First was the sort of lack of calculation surrounding the appearance. Shriver explained that she was riding horses with her daughter this morning and she just felt this overpowering sense that, as she put it, "I needed to be at UCLA today." She said she told her daughter that and she said "Mom, if you think you can change just one person's mind, you have to go..." That idea that she woke up this morning not planning to be there today is actually pretty powerful; you know if it was planned they would have shouted it from every mountain.
Now, I will say, at first, while I couldn't help but assume her mere presence in that room today meant she was backing Obama, her speech actually made me question that assumption for a bit; she started talking generically about how much she respects all the spouses of the candidates for all the sacrifices they're making (as she said, she knows how it is when your husband decides one day to run for office...) and asked the crowd to give shout outs to not only the spouses of the candidates but to the candidates themselves. Briefly I thought to myself, is she here as a sort of non-partisan envoy, as a representative of the state to talk about our civic duty to vote? Nope. Then came the "but..." She said something to the effect of "I'm not here because I'm married to the governor...or because my cousin is here...or because one of my best friends is here...I'm here because I want to be here."

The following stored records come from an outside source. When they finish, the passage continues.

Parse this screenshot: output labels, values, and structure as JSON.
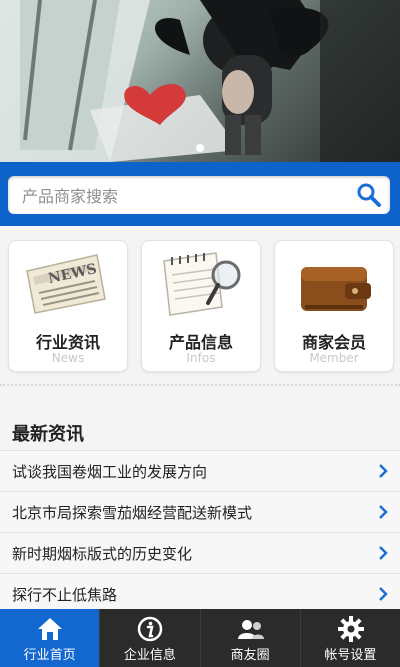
{
  "banner": {
    "slides": 1,
    "active_index": 0
  },
  "search": {
    "placeholder": "产品商家搜索"
  },
  "categories": [
    {
      "name": "行业资讯",
      "sub": "News",
      "icon": "newspaper-icon"
    },
    {
      "name": "产品信息",
      "sub": "Infos",
      "icon": "notepad-magnifier-icon"
    },
    {
      "name": "商家会员",
      "sub": "Member",
      "icon": "wallet-icon"
    }
  ],
  "news": {
    "title": "最新资讯",
    "items": [
      "试谈我国卷烟工业的发展方向",
      "北京市局探索雪茄烟经营配送新模式",
      "新时期烟标版式的历史变化",
      "探行不止低焦路"
    ]
  },
  "bottom_nav": [
    {
      "label": "行业首页",
      "icon": "home-icon",
      "active": true
    },
    {
      "label": "企业信息",
      "icon": "info-icon",
      "active": false
    },
    {
      "label": "商友圈",
      "icon": "users-icon",
      "active": false
    },
    {
      "label": "帐号设置",
      "icon": "gear-icon",
      "active": false
    }
  ],
  "colors": {
    "accent": "#0d63c9",
    "nav_bg": "#2b2b2b",
    "chevron": "#1a6fd6"
  }
}
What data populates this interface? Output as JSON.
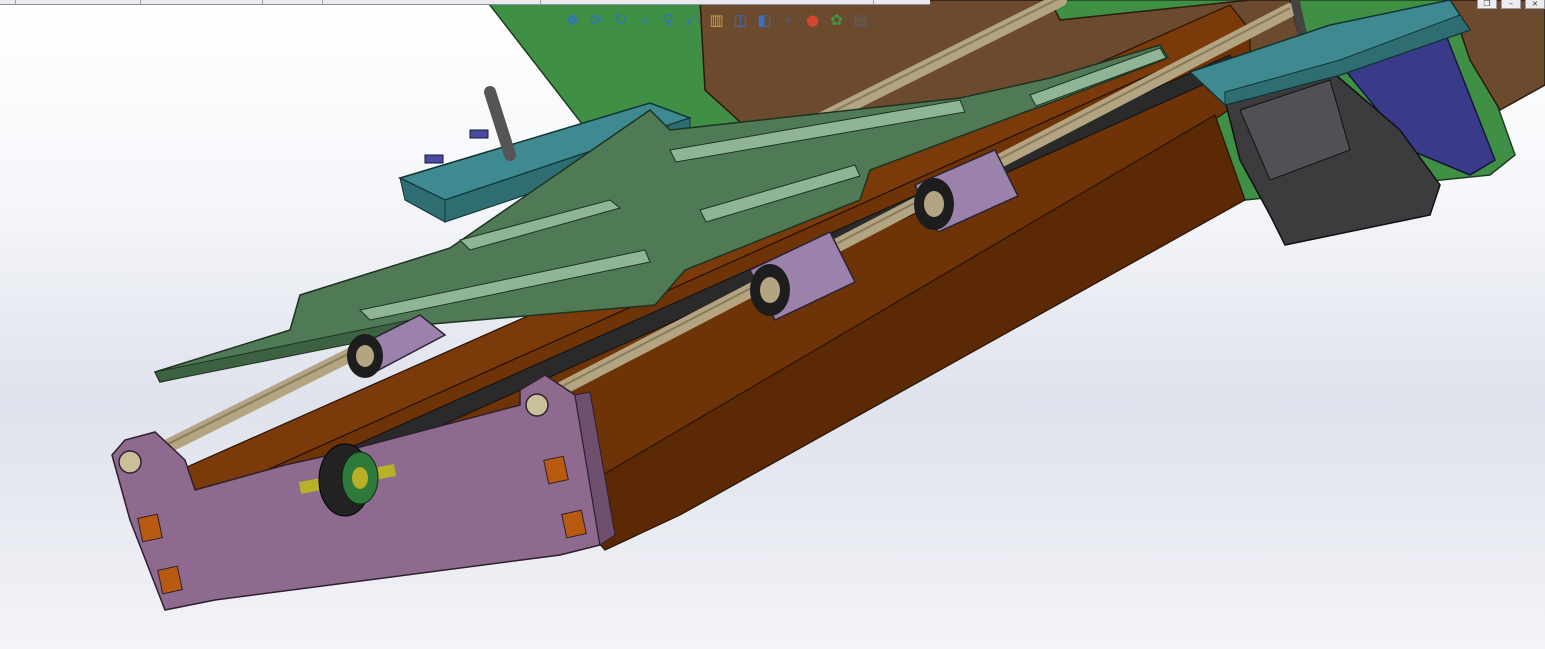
{
  "app": {
    "name": "SolidWorks 3D assembly viewport"
  },
  "heads_up_toolbar": {
    "buttons": [
      {
        "id": "pan",
        "icon": "pan-icon",
        "glyph": "✥",
        "color": "#2f72c8",
        "has_dropdown": false
      },
      {
        "id": "rotate",
        "icon": "rotate-view-icon",
        "glyph": "⟳",
        "color": "#2f72c8",
        "has_dropdown": false
      },
      {
        "id": "roll",
        "icon": "roll-view-icon",
        "glyph": "↻",
        "color": "#2f72c8",
        "has_dropdown": false
      },
      {
        "id": "zoom-to-fit",
        "icon": "zoom-to-fit-icon",
        "glyph": "⌕",
        "color": "#2f72c8",
        "has_dropdown": false
      },
      {
        "id": "zoom-area",
        "icon": "zoom-area-icon",
        "glyph": "⚲",
        "color": "#2f72c8",
        "has_dropdown": false
      },
      {
        "id": "previous-view",
        "icon": "previous-view-icon",
        "glyph": "⤺",
        "color": "#2f72c8",
        "has_dropdown": false
      },
      {
        "id": "section-view",
        "icon": "section-view-icon",
        "glyph": "▥",
        "color": "#d8a23a",
        "has_dropdown": false
      },
      {
        "id": "view-orientation",
        "icon": "view-orientation-icon",
        "glyph": "◫",
        "color": "#3a6fc4",
        "has_dropdown": true
      },
      {
        "id": "display-style",
        "icon": "display-style-icon",
        "glyph": "◧",
        "color": "#3a6fc4",
        "has_dropdown": true
      },
      {
        "id": "hide-show",
        "icon": "hide-show-items-icon",
        "glyph": "⋄",
        "color": "#555a66",
        "has_dropdown": true
      },
      {
        "id": "edit-appearance",
        "icon": "edit-appearance-icon",
        "glyph": "●",
        "color": "#d2462f",
        "has_dropdown": false
      },
      {
        "id": "apply-scene",
        "icon": "apply-scene-icon",
        "glyph": "✿",
        "color": "#3d9a46",
        "has_dropdown": true
      },
      {
        "id": "view-settings",
        "icon": "view-settings-icon",
        "glyph": "▤",
        "color": "#5a5f6a",
        "has_dropdown": true
      }
    ]
  },
  "window_controls": [
    {
      "id": "restore",
      "icon": "restore-icon",
      "glyph": "❐"
    },
    {
      "id": "minimize",
      "icon": "minimize-icon",
      "glyph": "–"
    },
    {
      "id": "close",
      "icon": "close-icon",
      "glyph": "×"
    }
  ],
  "model_colors": {
    "frame_green": "#3f8f45",
    "brown_plate": "#6b4a2e",
    "rail_brown": "#7a3a0a",
    "carriage_plate": "#4f7a55",
    "motor_mount_teal": "#3f8a90",
    "bearing_purple": "#9a82aa",
    "end_block_purple": "#8e6a8e",
    "motor_dark": "#3c3c3e",
    "rod_tan": "#b3a581",
    "bracket_navy": "#3a3a8a"
  }
}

The place went crazy again, as you can imagine. It was at this moment that it became clear that she not only will be voting for Obama on Tuesday but wants the world to know it. I thought it was notable that she didn't actually say the words "I endorse Barack Obama," but it makes sense, her appearance there today didn't actually feel political at all, it was personal, which made it, I thought, perhaps even more meaningful than the typical "endorsements" we're used to from politicians and celebrities.
But honestly, something else occured to me as I watched her speech, just the idea that she sort of embodies the perfect world that Barack Obama's candidacy promises, the idea that Republicans and Democrats can co-exist in harmony, literally under the same roof as in Shriver's case, but obviously on a larger scale. I mean, here was the Democratic wife (famously so) of the Republican governor, who himself has been the target of partisan ire from the left (deservedly so) and who actually represents the false political bi-partisanship we've been fighting against; but Shriver's presence there was I guess a reminder of what transcending partisanship actually means in real world terms, in Barack Obama terms. As you know, I'm a big fan of political partisanship and not a big fan of the idea that we should somehow give up the political fight, and Shriver's speech certainly didn't change my mind about that, but there was just something that felt very right about her supporting Obama today.
A few minutes into Shriver's speech this guy passed by where were were standing and sort of muttered "we just won California." He was expressing what I think a lot of people in that room were feeling about the significance of the moment. We'll see if it plays out that way.